Wallen gives an example of a situation in which a caseworker encounters a child living in a home that’s an absolute mess, with fast food bags all over and no food in the refrigerator. He describes how his division might have reacted previously.

“Before we would have come in, we would have said, ‘Oh my god, this isn’t right, let’s get the kid removed, put him in the foster care system,' and then say, ‘Alright, mom and dad, it’s up to you, you’ve gotta try to figure out how you’re going to get this situation cleaned up,’” he said.

Now, he says, a different approach would be tried.
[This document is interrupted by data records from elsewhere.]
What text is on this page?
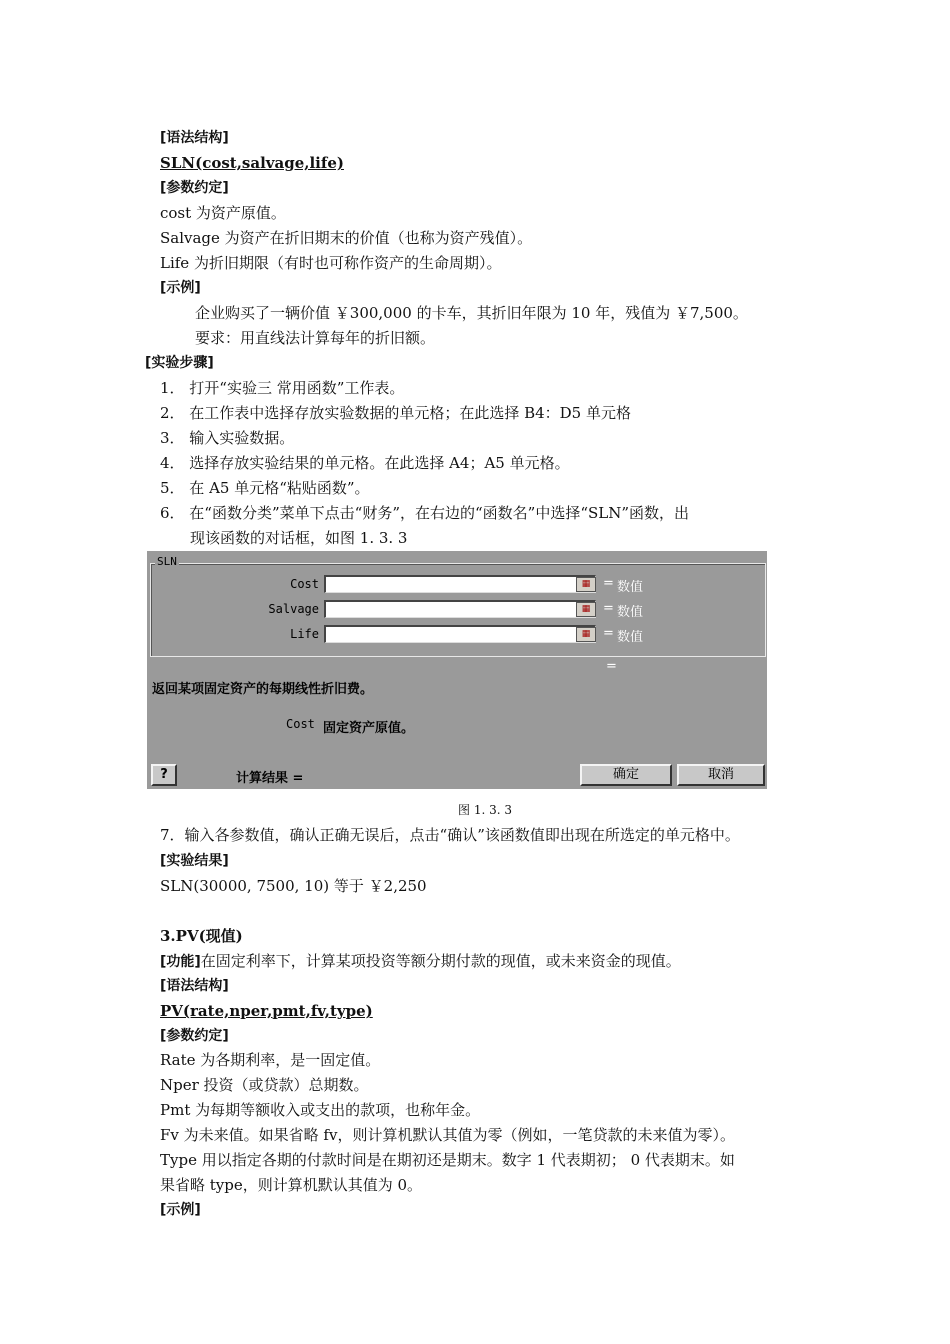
[语法结构]
SLN(cost,salvage,life)
[参数约定]
cost 为资产原值。
Salvage 为资产在折旧期末的价值（也称为资产残值）。
Life 为折旧期限（有时也可称作资产的生命周期）。
[示例]
企业购买了一辆价值 ￥300,000 的卡车，其折旧年限为 10 年，残值为 ￥7,500。
要求：用直线法计算每年的折旧额。
[实验步骤]
1． 打开“实验三 常用函数”工作表。
2． 在工作表中选择存放实验数据的单元格；在此选择 B4：D5 单元格
3． 输入实验数据。
4． 选择存放实验结果的单元格。在此选择 A4；A5 单元格。
5． 在 A5 单元格“粘贴函数”。
6． 在“函数分类”菜单下点击“财务”，在右边的“函数名”中选择“SLN”函数，出
现该函数的对话框，如图 1. 3. 3
SLN
Cost	▦ = 数值
Salvage	▦ = 数值
Life	▦ = 数值
=
返回某项固定资产的每期线性折旧费。
Cost 固定资产原值。
?	计算结果 =	确定	取消
图 1. 3. 3
7．输入各参数值，确认正确无误后，点击“确认”该函数值即出现在所选定的单元格中。
[实验结果]
SLN(30000, 7500, 10) 等于 ￥2,250
3.PV(现值)
[功能]在固定利率下，计算某项投资等额分期付款的现值，或未来资金的现值。
[语法结构]
PV(rate,nper,pmt,fv,type)
[参数约定]
Rate 为各期利率，是一固定值。
Nper 投资（或贷款）总期数。
Pmt 为每期等额收入或支出的款项，也称年金。
Fv 为未来值。如果省略 fv，则计算机默认其值为零（例如，一笔贷款的未来值为零）。
Type 用以指定各期的付款时间是在期初还是期末。数字 1 代表期初； 0 代表期末。如
果省略 type，则计算机默认其值为 0。
[示例]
“What we would do is come in and say, ‘We’re not quite sure this is a safe living situation for this child. Maybe we can put services in place, help ‘em get the home cleaned up and then do some skill-building services for the family to say this is how we keep a neat home, this is how we keep dishes clean, these are some of the essentials you need to have in your refrigerator, can we work with you on developing these practices so we can keep your child home with you?’ Then we’ll do weekly checks with them and see how things are going and see that they’re meeting those requirements,” Wallen said.

By some measures, the decrease in out-of-home placements has been even more dramatic than the year-to-year comparison suggests. Kim Hawekotte, executive director of the Foster Care Review Office, says this July, the number of children entering foster care was 45 percent lower than the previous July. At a public hearing last week, Hawekotte urged caution about interpreting those figures.

“I’d like to sit here and say that that is because of an improved system. I do believe we’re on the way to an improved system. And I know you’ve heard me talk for the last two, three years that we have too many children in out-of-home care, and I’ve been pounding the table saying, ‘There’s too many, there’s too many.’ So this is a good thing. But I do think we have to monitor and see what is happening and how it’s being handled,” she said.

Hawekotte says her office is seeking more information on the reasons for the decline in numbers. At the same hearing, Brian Essen of the Nebraska Alliance of Family and Children Service Providers, a group of private contractors, expressed concern.

“My concern is the potentially needless exposure of children to abuse and neglect, in the name quite frankly, of improved statistics. The department has given various reasons for the decline in cases, and while we agree with the philosophy of keeping children in their home, this change has taken place very quickly, and it’s unclear if this plan is not successful, what’s ‘Plan B?’” Essen said.

Wallen says his division is doing what it can to keep families together, but if it can’t, it still takes children out of their homes.

“If we can’t put a service in or if we can’t develop a safety plan and assure safety, then we’ll go to removal. And we’ll craft a foster care intervention and then get services in place to either reunify or look for a permanent option,” Wallen said.

With new federal legislation in place and voter approval of Medicaid expansion, more changes may yet be in store for child welfare in Nebraska.